To better characterize the known relationship between psoriatic skin disease and atherosclerosis, they assessed vascular inflammation using 18F-fluorodeoxyglucose–positron emission tomography/computed tomography (FDG-PET/CT) of the aorta in 60 adults with moderate to severe psoriasis and 22 healthy control subjects (mean age, 44 years) during a 2-year period. FDG uptake in the blood vessel wall denotes activated endothelial cells and cellular infiltration in noncalcified atherosclerotic plaques and is a direct, reliable marker of vascular inflammation, said Dr. Haley B. Naik of the cardiovascular and pulmonary branch, National Heart, Lung, and Blood Institute in Bethesda Md., and her associates. The study was published online on Oct. 8 (Arterioscler Thromb Vasc Biol. 2015 Oct 8. doi: 10.1161/ATVBAHA.115.306460).
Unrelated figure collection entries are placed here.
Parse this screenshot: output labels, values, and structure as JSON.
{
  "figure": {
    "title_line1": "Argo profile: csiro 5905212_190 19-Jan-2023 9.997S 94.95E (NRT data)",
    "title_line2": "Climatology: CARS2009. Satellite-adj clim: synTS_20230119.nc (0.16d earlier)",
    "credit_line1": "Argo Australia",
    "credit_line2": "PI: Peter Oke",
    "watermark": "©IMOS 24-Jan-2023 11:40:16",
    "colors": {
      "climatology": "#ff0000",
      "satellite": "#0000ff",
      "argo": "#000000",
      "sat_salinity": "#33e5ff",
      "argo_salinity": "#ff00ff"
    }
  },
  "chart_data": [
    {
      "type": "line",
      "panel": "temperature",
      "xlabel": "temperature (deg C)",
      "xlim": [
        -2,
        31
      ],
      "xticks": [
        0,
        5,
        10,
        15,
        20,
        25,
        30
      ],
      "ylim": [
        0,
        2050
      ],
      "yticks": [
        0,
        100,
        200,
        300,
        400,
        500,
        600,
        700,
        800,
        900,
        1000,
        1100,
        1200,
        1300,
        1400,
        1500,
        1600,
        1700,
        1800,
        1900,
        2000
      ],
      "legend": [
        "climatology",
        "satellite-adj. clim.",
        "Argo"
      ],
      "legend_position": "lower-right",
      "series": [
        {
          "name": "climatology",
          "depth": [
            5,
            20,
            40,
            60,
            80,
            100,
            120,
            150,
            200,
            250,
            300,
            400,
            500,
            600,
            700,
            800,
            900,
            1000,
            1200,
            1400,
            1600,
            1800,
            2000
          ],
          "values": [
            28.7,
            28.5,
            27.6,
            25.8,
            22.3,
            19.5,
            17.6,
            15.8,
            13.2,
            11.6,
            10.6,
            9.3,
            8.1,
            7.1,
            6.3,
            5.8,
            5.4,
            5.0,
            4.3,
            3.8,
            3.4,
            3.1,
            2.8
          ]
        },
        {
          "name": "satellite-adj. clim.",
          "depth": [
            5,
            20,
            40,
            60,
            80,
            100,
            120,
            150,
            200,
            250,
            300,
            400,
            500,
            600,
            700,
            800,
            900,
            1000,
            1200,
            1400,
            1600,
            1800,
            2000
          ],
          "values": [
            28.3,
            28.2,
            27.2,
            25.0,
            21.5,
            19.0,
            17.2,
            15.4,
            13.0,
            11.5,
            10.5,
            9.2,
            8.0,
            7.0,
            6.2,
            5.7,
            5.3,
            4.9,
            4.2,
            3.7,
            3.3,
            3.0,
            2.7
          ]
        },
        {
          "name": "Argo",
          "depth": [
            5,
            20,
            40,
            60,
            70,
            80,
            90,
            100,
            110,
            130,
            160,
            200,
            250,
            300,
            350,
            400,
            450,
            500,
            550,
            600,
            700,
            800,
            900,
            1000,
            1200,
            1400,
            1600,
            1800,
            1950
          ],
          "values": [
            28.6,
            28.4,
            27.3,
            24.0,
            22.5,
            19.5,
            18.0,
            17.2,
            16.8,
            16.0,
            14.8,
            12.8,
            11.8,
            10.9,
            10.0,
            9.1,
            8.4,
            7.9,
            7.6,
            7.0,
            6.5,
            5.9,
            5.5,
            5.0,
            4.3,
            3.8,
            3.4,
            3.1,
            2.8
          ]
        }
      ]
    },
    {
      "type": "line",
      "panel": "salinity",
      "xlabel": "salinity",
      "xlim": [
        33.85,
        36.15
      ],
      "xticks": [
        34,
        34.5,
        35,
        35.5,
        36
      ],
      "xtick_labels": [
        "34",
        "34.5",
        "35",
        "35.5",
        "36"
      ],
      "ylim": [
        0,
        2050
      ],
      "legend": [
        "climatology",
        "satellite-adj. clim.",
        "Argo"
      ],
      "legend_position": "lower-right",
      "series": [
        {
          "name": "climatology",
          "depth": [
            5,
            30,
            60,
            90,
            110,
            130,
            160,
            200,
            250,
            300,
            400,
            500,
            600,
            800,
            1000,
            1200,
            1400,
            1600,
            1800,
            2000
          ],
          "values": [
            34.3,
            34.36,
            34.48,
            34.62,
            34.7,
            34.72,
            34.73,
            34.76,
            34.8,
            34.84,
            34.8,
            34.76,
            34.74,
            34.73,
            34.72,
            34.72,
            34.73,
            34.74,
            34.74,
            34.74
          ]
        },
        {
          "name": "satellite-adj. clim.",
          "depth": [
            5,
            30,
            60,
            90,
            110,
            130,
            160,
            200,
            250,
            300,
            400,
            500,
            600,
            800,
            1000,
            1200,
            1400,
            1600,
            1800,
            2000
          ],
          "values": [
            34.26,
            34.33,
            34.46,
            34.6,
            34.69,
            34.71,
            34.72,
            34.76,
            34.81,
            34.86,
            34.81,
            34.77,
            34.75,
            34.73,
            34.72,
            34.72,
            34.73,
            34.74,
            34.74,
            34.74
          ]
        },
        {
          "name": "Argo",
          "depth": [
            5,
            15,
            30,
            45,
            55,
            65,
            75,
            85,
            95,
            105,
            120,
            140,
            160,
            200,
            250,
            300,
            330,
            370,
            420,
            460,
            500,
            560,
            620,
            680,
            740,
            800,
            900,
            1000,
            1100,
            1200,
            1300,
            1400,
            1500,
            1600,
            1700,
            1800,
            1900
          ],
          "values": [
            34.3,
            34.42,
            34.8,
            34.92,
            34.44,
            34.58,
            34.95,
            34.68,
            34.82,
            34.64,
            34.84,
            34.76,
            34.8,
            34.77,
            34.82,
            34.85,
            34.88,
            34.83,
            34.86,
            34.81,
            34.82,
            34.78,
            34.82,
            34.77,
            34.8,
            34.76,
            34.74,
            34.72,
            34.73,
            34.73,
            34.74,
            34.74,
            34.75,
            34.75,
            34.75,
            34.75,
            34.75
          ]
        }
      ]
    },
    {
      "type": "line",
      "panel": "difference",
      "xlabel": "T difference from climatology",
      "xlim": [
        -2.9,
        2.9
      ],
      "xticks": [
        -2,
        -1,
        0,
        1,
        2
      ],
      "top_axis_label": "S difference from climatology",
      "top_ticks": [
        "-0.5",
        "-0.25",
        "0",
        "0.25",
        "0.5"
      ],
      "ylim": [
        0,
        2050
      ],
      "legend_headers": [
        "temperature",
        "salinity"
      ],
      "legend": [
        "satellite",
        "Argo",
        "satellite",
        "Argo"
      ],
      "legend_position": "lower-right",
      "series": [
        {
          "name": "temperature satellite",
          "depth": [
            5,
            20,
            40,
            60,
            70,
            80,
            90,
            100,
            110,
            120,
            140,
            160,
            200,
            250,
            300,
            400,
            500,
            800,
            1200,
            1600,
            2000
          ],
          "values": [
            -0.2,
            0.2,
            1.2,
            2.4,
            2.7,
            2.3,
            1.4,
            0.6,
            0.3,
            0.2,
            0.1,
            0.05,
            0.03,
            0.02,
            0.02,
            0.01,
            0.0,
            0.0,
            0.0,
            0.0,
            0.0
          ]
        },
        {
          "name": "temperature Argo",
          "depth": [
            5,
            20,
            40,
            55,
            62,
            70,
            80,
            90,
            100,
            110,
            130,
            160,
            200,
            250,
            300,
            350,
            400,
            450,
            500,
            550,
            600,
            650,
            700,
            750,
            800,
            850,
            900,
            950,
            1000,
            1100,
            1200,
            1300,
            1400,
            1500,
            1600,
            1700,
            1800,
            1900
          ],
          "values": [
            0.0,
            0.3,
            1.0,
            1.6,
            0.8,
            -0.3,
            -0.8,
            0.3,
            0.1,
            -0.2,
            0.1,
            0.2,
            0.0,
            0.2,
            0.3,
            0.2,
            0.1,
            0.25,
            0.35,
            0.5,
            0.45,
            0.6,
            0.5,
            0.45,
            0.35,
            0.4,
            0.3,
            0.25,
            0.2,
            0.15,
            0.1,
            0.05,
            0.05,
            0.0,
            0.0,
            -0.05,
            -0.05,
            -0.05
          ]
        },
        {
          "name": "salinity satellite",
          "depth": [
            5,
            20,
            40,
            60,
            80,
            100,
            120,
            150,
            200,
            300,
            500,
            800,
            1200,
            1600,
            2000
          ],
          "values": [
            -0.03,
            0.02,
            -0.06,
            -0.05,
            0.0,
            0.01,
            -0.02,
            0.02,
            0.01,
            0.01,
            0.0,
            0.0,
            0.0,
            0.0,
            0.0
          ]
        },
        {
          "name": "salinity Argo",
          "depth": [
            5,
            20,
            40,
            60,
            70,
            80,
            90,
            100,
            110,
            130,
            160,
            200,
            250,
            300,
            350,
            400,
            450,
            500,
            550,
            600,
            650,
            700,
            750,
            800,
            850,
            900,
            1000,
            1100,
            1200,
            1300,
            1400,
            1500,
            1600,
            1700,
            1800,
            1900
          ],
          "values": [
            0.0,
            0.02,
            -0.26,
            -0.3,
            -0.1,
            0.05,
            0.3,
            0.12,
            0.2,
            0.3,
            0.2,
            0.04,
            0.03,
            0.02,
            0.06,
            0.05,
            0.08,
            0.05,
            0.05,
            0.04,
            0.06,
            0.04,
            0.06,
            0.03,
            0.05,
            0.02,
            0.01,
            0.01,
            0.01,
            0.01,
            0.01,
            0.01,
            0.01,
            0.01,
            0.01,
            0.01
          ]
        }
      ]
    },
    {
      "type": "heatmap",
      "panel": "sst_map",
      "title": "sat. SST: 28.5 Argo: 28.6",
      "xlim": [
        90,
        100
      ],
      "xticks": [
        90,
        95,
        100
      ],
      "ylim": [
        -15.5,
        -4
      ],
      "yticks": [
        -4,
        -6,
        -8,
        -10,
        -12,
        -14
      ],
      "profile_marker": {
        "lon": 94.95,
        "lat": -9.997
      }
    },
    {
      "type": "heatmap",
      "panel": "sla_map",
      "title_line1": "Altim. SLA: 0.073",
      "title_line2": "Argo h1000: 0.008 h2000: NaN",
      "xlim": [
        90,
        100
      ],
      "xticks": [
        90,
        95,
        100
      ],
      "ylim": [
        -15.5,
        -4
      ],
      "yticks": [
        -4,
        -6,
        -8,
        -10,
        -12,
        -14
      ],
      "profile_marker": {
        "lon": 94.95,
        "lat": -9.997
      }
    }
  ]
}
As the severity of psoriasis increased, as measured by scores on the Psoriasis Area Severity Index (PASI), the degree of vascular inflammation also increased. This association was stronger than would be expected, given the psoriasis patients’ already increased cardiovascular risk based on traditional risk factors (their higher incidence of obesity, dyslipidemia, hypertension, diabetes, and smoking) and their elevated Framingham risk scores and higher levels of C-reactive protein. This suggests that “psoriasis plaques are biologically active in promoting inflammation at remote sites,” the investigators concluded.
In addition, they found that the absolute neutrophil count in the circulation was significantly elevated in psoriasis patients, compared with control subjects (mean, 3.7 vs. 2.9). Immunophenotyping by flow cytometry identified a significant increase in neutrophil frequencies in whole blood (mean, 65.2 vs. 56.3). Protein markers of neutrophil activation also were significantly elevated. Levels of these markers correlated with both psoriasis severity and vascular inflammation, suggesting that the two disorders may share the same immune-mediated mechanism.
“Our observation that the psoriatic atherosclerotic milieu is upregulated in concert with markers of neutrophil activation underscores the concept that atherosclerosis may involve complex neutrophil biology, which future studies should focus on elucidating, especially after intervention,” Dr. Naik and her associates added.